Au fur et à mesure que les pratiques se stabilisent, quand la capacité de vigilance, de désengagement, de compréhension, naît, lorsque l’on est dans chaque situation avec un certain désengagement, une certaine  » spaciosité « , on pourrait dire « relax » peut-être, apparaît le deuxième volet dans le rapport avec le maître : c’est le chemin du grand véhicule (mahayana), dans lequel il y a l’aspiration, non seulement à nettoyer sa propre maison, mais aussi d’essayer de faire du bien. Ne pas ajouter de confusion est indiscutablement la première étape, avant d’essayer de répondre à la présence des autres.

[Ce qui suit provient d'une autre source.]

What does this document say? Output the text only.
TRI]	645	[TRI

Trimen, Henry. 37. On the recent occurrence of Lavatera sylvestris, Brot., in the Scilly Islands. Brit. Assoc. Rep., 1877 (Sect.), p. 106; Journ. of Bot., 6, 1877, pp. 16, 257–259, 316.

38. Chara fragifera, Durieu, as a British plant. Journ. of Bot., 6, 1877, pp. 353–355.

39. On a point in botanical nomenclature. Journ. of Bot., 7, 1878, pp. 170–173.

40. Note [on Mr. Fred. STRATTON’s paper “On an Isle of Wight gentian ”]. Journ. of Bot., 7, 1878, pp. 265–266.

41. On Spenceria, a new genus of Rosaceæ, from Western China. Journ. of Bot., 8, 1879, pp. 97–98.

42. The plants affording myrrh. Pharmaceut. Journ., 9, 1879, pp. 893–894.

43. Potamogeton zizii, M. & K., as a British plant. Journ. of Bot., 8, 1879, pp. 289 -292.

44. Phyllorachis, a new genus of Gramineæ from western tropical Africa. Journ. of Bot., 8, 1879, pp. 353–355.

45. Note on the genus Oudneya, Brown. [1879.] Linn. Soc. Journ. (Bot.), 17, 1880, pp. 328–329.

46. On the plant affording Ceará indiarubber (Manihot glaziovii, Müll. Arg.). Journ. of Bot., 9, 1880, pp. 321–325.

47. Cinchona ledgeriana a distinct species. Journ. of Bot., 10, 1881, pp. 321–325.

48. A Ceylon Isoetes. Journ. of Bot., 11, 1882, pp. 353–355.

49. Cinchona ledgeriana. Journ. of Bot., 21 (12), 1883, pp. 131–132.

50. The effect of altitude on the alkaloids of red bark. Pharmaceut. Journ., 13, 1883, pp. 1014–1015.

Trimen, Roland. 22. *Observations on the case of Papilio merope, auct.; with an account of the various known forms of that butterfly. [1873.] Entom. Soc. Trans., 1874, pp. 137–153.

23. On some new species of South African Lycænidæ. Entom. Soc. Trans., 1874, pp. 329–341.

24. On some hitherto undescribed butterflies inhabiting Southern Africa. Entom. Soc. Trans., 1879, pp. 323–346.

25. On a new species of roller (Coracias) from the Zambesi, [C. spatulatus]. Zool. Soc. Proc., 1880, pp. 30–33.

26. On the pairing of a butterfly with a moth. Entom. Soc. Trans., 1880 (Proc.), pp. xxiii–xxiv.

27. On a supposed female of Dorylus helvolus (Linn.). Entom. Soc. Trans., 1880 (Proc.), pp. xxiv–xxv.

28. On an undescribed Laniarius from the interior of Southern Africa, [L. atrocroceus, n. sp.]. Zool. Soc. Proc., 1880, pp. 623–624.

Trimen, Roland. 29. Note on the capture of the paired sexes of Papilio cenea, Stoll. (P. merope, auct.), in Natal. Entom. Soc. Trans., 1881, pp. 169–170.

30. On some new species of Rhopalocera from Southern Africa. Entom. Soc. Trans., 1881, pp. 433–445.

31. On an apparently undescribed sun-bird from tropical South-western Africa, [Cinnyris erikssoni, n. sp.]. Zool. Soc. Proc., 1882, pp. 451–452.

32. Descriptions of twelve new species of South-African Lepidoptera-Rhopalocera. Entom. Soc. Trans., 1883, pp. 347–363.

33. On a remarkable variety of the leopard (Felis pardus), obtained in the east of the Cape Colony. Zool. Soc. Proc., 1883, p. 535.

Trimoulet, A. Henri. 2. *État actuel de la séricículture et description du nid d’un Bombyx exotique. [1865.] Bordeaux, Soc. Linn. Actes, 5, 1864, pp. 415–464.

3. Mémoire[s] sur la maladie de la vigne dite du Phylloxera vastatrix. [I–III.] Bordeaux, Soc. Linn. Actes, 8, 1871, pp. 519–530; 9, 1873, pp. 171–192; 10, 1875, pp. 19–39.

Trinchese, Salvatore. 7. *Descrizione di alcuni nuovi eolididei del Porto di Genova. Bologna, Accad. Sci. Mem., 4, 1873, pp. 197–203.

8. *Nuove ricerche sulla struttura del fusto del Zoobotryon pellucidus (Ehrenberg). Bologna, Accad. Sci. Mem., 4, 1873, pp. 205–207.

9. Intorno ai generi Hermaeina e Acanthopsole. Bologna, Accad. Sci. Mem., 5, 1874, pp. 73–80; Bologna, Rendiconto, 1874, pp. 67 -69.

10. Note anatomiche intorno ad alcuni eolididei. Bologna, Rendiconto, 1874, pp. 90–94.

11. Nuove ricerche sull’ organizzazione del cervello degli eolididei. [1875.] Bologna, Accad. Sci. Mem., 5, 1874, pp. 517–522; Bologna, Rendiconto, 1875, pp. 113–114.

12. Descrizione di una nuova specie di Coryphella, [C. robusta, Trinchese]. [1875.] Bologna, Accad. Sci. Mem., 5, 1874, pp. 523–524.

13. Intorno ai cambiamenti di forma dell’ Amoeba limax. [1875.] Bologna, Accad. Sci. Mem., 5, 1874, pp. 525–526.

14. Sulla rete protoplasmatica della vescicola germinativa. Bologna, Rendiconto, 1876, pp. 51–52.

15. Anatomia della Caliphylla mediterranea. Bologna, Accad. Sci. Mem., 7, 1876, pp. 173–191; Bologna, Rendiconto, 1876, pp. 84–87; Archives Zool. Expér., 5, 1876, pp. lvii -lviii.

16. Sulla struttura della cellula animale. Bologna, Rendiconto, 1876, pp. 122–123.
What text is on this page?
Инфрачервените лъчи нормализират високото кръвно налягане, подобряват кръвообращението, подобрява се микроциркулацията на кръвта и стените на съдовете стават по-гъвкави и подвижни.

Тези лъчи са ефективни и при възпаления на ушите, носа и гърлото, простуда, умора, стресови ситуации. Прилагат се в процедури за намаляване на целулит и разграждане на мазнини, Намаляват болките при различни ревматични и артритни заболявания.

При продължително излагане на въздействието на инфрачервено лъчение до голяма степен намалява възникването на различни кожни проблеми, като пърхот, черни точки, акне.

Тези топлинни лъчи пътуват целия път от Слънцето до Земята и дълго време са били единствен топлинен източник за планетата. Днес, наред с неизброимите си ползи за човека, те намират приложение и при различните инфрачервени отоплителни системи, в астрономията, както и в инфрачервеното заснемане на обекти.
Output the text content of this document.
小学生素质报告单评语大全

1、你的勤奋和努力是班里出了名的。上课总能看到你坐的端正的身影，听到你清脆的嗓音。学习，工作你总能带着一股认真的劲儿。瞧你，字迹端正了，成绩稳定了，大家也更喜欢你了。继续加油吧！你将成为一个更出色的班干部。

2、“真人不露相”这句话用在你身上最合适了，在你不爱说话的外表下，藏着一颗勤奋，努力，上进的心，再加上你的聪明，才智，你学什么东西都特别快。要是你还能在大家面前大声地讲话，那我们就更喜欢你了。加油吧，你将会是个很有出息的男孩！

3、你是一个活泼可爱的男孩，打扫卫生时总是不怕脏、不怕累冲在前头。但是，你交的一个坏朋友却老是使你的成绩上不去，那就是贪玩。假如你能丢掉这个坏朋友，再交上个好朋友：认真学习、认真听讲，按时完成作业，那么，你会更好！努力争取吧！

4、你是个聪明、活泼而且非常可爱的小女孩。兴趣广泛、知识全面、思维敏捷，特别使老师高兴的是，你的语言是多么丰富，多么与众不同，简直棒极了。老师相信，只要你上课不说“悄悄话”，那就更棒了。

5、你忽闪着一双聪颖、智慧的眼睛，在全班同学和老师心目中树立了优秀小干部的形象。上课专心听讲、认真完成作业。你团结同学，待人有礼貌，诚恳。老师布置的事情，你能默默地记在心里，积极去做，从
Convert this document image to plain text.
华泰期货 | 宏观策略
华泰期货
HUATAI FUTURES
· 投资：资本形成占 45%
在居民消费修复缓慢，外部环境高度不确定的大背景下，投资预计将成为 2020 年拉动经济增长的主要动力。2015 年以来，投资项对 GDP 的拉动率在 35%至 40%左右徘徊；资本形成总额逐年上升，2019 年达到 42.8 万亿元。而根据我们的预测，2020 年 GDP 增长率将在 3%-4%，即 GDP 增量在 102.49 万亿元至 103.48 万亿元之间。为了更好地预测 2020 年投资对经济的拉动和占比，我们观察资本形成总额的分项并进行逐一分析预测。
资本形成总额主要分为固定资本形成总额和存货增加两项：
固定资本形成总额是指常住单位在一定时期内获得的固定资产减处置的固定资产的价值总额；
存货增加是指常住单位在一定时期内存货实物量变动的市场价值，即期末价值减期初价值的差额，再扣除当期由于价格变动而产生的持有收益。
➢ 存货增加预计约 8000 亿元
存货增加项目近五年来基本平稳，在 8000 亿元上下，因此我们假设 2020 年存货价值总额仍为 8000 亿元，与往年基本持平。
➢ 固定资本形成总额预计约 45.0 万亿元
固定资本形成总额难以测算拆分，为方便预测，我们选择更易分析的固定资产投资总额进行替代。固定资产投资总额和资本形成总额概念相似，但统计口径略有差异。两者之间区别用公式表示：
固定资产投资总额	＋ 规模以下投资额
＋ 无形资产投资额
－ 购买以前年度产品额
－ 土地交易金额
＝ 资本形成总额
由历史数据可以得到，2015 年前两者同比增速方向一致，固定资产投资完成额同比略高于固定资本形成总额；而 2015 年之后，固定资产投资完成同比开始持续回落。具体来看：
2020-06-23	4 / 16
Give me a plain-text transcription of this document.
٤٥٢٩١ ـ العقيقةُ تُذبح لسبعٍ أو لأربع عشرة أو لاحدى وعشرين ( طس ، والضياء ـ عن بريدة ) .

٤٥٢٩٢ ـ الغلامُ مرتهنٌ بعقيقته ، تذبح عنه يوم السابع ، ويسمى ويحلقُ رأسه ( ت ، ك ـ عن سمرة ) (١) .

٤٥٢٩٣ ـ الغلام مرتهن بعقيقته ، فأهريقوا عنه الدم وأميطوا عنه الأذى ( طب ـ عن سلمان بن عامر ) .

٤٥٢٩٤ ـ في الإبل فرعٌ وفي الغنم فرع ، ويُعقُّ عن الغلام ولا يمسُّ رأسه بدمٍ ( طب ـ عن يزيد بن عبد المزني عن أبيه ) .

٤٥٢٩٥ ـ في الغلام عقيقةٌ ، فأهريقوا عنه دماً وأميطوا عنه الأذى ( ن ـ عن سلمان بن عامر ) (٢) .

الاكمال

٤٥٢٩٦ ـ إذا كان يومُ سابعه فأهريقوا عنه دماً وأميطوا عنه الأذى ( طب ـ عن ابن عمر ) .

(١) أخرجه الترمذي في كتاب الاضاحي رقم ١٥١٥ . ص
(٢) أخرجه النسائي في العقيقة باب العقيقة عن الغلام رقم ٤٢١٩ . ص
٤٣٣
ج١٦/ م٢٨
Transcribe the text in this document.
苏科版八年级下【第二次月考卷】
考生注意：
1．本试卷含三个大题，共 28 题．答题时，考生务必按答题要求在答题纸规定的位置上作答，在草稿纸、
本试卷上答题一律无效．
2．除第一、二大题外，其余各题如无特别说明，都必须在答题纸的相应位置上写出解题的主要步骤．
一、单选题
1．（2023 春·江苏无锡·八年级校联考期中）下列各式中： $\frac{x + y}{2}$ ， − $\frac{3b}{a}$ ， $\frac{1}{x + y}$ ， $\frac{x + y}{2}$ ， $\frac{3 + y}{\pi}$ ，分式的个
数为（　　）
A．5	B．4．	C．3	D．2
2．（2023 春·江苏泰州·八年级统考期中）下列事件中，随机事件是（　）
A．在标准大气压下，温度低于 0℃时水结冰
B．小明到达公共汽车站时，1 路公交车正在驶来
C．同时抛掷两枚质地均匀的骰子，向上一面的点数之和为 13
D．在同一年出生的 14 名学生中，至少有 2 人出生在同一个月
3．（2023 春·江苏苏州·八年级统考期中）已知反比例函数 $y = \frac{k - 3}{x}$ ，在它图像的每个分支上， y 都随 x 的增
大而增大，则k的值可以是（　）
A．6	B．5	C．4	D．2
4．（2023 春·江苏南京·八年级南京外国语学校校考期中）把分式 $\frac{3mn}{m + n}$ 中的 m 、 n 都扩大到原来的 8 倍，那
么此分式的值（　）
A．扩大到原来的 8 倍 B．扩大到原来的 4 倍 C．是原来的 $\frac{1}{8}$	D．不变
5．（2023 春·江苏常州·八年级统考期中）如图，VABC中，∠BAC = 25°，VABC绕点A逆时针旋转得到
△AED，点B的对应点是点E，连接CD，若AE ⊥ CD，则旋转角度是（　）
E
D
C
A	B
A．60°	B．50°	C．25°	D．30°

Dans cette deuxième étape, où tout ce travail de confrontation avec les conflits émotionnels et relationnels se fait, d’autres pratiques viennent s’ajouter et compléter celle de la méditation. Le sage, qui était jusqu’alors resté dans la position du sage inspirateur, commence à beaucoup s’approcher. Il commence à s’intéresser de près au détail de nos pratiques et de notre attitude envers les autres. Nos actions commencent à l’intéresser, il commence à pointer pas mal de choses, et à devenir ce qui, dans la tradition, s’appelle un ami spirituel. Un ami spirituel, c’est une sorte de conseiller, très intime, qui n’a aucun problème pour nous pointer des choses très très douloureuses, à la façon d’un conseiller qui marche à nos côtés. Cette étape est encore un travail de découverte : comment continuer la stabilisation en ces situations, comment développer la possibilité de rapports plus sains, être davantage au service des autres. Cette transition entre la première étape et la deuxième est importante. Ce ne sont pas, bien entendu, des étapes qui se suivent inéluctablement et avec précision dans le temps, l’une commençant à une certaine date ; ce sont des choses qui se passent évidemment en parallèle, qui se mélangent, mais que l’on peut distinguer dans une description.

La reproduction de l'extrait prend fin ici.